Le reste, dit Marco Valdo M.I., c’est la fin de la chanson. En gros, c’est la réponse à la question qui l’introduit : « À quoi bon remuer tout ça ? » En fait, c’est encore l’ataraxie comme mode d’existence. Candide avait un objectif similaire, il entendait « cultiver son jardin ». Pour condenser le propos, la voix conclut que quoi qu’il arrive au monde, ça ne lui fait ni chaud ni froid. Il faut le comprendre comme règle d’existence, comme une condition fondamentale de la survie et par conséquent, de la vie elle-même.
Dans le fond, dit Lucien l’âne, elle a raison la voix de la chanson, car cette tranquillité d’esprit et de conscience qui la mène est la manière de vivre une vie qui vaut d’être vécue, de se tenir en état de résistance face au grégarisme et à l’esclavage institués.

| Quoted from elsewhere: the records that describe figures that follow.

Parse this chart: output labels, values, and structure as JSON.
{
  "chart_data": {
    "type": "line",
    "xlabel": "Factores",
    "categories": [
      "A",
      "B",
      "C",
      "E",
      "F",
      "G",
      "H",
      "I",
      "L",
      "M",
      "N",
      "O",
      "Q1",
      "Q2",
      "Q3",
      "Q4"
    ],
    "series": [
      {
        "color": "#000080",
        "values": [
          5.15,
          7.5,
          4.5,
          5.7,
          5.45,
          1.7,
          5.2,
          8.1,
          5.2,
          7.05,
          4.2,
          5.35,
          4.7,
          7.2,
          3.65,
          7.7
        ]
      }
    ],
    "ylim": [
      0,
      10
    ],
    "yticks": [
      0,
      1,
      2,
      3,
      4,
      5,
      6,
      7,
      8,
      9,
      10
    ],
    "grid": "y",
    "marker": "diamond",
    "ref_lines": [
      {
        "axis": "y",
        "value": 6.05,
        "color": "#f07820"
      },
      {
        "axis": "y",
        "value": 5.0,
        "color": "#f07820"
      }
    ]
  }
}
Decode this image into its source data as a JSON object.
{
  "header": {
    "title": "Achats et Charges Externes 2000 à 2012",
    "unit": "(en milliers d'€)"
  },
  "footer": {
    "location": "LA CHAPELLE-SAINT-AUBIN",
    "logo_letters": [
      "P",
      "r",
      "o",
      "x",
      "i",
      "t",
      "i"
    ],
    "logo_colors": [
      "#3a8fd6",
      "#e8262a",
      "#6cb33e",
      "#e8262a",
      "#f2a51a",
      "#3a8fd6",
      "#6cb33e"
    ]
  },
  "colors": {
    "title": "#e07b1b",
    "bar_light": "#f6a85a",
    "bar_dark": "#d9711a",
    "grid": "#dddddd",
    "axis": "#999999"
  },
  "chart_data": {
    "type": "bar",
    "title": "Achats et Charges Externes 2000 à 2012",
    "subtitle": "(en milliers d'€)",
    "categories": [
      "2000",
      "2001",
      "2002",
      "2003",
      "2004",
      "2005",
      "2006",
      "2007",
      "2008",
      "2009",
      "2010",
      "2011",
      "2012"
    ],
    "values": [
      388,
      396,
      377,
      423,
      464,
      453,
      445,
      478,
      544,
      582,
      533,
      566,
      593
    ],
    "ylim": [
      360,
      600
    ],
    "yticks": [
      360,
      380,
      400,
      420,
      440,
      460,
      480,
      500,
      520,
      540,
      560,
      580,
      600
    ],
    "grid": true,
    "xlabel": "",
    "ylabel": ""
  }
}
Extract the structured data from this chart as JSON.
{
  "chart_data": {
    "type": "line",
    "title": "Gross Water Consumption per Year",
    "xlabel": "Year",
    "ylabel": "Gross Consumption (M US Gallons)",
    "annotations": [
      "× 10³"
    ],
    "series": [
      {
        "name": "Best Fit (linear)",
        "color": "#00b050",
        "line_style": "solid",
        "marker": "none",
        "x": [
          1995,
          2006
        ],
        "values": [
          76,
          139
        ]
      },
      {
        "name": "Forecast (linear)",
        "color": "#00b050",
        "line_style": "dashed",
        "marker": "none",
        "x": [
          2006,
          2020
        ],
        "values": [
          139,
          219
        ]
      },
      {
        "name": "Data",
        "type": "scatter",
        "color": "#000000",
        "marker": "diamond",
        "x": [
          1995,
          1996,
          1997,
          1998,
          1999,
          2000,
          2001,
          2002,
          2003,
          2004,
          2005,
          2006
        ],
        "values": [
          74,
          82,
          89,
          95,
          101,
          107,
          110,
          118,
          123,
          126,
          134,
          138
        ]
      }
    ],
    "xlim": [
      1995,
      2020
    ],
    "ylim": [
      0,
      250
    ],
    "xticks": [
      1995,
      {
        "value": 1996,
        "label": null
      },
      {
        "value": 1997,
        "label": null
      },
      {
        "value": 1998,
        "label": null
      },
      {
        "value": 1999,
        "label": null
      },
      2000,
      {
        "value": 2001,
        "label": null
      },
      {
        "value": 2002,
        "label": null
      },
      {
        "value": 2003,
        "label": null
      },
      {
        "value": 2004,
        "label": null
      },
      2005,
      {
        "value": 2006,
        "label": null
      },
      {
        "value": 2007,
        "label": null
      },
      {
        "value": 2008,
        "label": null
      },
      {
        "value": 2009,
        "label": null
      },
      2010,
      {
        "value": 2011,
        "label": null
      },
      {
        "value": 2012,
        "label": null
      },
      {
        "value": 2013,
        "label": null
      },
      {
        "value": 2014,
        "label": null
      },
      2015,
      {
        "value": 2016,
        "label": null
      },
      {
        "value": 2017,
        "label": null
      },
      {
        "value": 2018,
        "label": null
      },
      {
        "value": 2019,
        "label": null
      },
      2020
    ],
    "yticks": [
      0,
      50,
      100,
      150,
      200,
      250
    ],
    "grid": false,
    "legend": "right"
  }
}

Enfin, tissons le linceul de ce vieux monde asservi, grégarisant, esclavant, pesant et cacochyme.
Heureusement !
Ainsi Parlaient Marco Valdo M.I. et Lucien Lane
En Zinovie, à l’école, en histoire,
On nous raconte la Rome antique,
Ses armées, ses légions, sa gloire,
Sa grandeur, son aura romantique,
Son pouvoir, son immensité, son empire,
Tout ce qui faisait son bel âge.
Le cirque, les massacres, l’esclavage,
Tout ce qu’elle a fait de pire.
Ici, les élèves doivent prendre parti
Même à Rome, en solidarité rétrospective,
Les enfants se doivent d’être des esclaves.
En Zinovie, on apprend la vie ainsi.
Les bateaux filent les voiles sous le vent.
Les cavaliers avancent bannières au vent,
Au soleil, les épées étincellent.
Des villes, des vallées, des îles surgissent.
Au palais, les femmes dansent entre elles,
Mystérieuses, inaccessibles, elles glissent.
Les images tremblent et m’émerveillent.
Alors, en Zinovie, je me réveille.
Que se passe-t-il autour de moi ?
Que font tous ces gens, là ?
Ils ne me regardent même pas.
Pour eux, je n’existe pas.
En Zinovie, avant, on venait au monde
Avec un devoir à remplir,
Avec une œuvre à accomplir.
Les anciens savaient la terre ronde.
Et mission achevée, satisfaits,
Nous quittaient la conscience en paix,
Maintenant, sans but à atteindre,
Je n’ai plus rien à feindre.
Sans obligation, sans mode,
Ma vie est simple et commode.
À présent, en Zinovie, je dors
L’esprit tranquille et sans remords.
À quoi bon remuer tout ça ?
Juste pour dire ce que je pense, moi.
Passons sur le climat et la pollution,
La menace nucléaire, la guerre.
Mourir d’une mine, d’une explosion,
Quelle importance ? Et l’avenir de la Terre ?
Tout ça ne m’empêche pas de dormir.
Qu’on soit dix milliards à l’avenir,
Ne me fait pas sauter de joie.
Et que d’un mouvement souterrain,
Ensuite, on s’éteigne tous soudain.
Tout ça ne me fait ni chaud, ni froid.